Would it matter to Dai that, on the eve of their absorption into Japan, the Ryukus were an independent kingdom that China had just as little right to as Japan had? Certainly not! Once Okinawa was taken, perhaps he would move on to Annam (which, incidentally, means the Pacified South). North Vietnam was a Chinese possession for over 800 years. With the South China Sea converted into a Chinese lake, the Vietnamese, who have fought several defensive wars against China since the establishment of the first Vietnamese empire, could be forgiven for worrying about their fate. And next would be….Certainly this is wild speculation. It is meant to suggest not what definitely would happen if China controlled Taiwan but what could happen. 
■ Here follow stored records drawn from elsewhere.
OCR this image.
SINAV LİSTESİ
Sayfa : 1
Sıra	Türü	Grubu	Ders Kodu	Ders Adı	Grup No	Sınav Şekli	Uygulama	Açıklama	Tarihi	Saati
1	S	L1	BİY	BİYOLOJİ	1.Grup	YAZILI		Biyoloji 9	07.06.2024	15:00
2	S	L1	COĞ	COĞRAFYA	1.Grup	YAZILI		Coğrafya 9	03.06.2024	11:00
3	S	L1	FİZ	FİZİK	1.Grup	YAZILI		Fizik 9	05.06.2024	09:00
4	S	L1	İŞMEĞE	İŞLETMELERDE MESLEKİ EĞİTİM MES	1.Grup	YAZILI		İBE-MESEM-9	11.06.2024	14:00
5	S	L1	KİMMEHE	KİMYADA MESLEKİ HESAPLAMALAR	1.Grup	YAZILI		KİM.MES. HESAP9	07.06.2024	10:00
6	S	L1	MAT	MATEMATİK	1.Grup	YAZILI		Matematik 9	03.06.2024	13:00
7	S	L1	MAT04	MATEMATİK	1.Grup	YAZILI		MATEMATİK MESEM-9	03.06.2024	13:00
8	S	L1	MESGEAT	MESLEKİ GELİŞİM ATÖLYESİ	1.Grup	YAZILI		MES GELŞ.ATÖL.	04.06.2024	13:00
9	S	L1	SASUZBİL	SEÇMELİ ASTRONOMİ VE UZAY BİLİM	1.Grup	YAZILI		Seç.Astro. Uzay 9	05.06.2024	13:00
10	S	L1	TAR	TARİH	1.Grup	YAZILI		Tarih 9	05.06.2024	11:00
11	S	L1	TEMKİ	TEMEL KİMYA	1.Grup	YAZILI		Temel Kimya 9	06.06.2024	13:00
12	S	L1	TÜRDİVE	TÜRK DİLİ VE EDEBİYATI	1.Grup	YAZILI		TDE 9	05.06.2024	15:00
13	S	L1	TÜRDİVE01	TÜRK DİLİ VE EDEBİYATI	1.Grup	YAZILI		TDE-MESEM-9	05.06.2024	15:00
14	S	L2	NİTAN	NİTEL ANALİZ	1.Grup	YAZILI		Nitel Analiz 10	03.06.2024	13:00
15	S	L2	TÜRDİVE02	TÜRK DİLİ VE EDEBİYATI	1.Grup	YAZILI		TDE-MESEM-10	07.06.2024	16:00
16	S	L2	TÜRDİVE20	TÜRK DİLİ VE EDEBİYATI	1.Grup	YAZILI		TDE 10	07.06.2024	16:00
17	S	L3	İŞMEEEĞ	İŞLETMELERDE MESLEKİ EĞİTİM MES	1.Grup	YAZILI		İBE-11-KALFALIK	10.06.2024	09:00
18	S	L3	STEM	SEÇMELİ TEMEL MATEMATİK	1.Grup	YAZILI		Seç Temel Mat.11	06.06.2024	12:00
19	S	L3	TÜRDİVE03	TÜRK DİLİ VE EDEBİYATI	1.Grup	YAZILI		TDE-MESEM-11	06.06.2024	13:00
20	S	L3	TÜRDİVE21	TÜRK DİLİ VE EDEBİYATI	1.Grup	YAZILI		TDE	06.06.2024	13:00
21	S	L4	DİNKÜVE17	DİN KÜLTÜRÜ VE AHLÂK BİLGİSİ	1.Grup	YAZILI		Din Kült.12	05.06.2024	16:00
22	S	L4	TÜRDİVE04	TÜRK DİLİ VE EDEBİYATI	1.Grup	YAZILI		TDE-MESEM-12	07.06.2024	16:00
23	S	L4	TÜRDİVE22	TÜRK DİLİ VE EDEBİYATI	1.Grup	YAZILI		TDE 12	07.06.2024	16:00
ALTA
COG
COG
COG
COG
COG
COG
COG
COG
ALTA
So what does this long digression have to do with India? India is a continental power with a growing navy in the midst of a complicated security environment. While the country is indeed preoccupied with its longstanding Maoist insurgency and its rivalry with Pakistan (therefore inclined to think locally or, at the most, regionally), India is no stranger to the security challenge posed by China – a benefactor of Pakistan, a claimant to Arunachal Pradesh and Aksai Chin, and a rival naval state with eyes on the Indian Ocean. Clinton’s public call for India to lead may have earned her brownie points in New Delhi, but New Delhi hardly needed Clinton’s urging to start asserting its leadership. In fact, an Indo-Chinese rivalry for Asian leadership is already underway.

Herein lies the irony of Clinton’s appeal to the Hindu Tiger. The Obama Administration is going to great lengths to court a power that already shares much of America’s strategic vision. Yet it is willing to neglect a partner on China’s very doorstep – one that, if overcome, would seriously handicap the US' stated aim of maintaining freedom of navigation throughout Asia. In the tapestry of America’s preferred Asian security framework, loose threads continue to protrude around Taiwan. If this situation continues, the day will come when China will need only to tug hard enough to cause the whole rug to unravel. 

Instead of failing to see the forest for the trees, it seems the US is failing to see an important tree for the forest.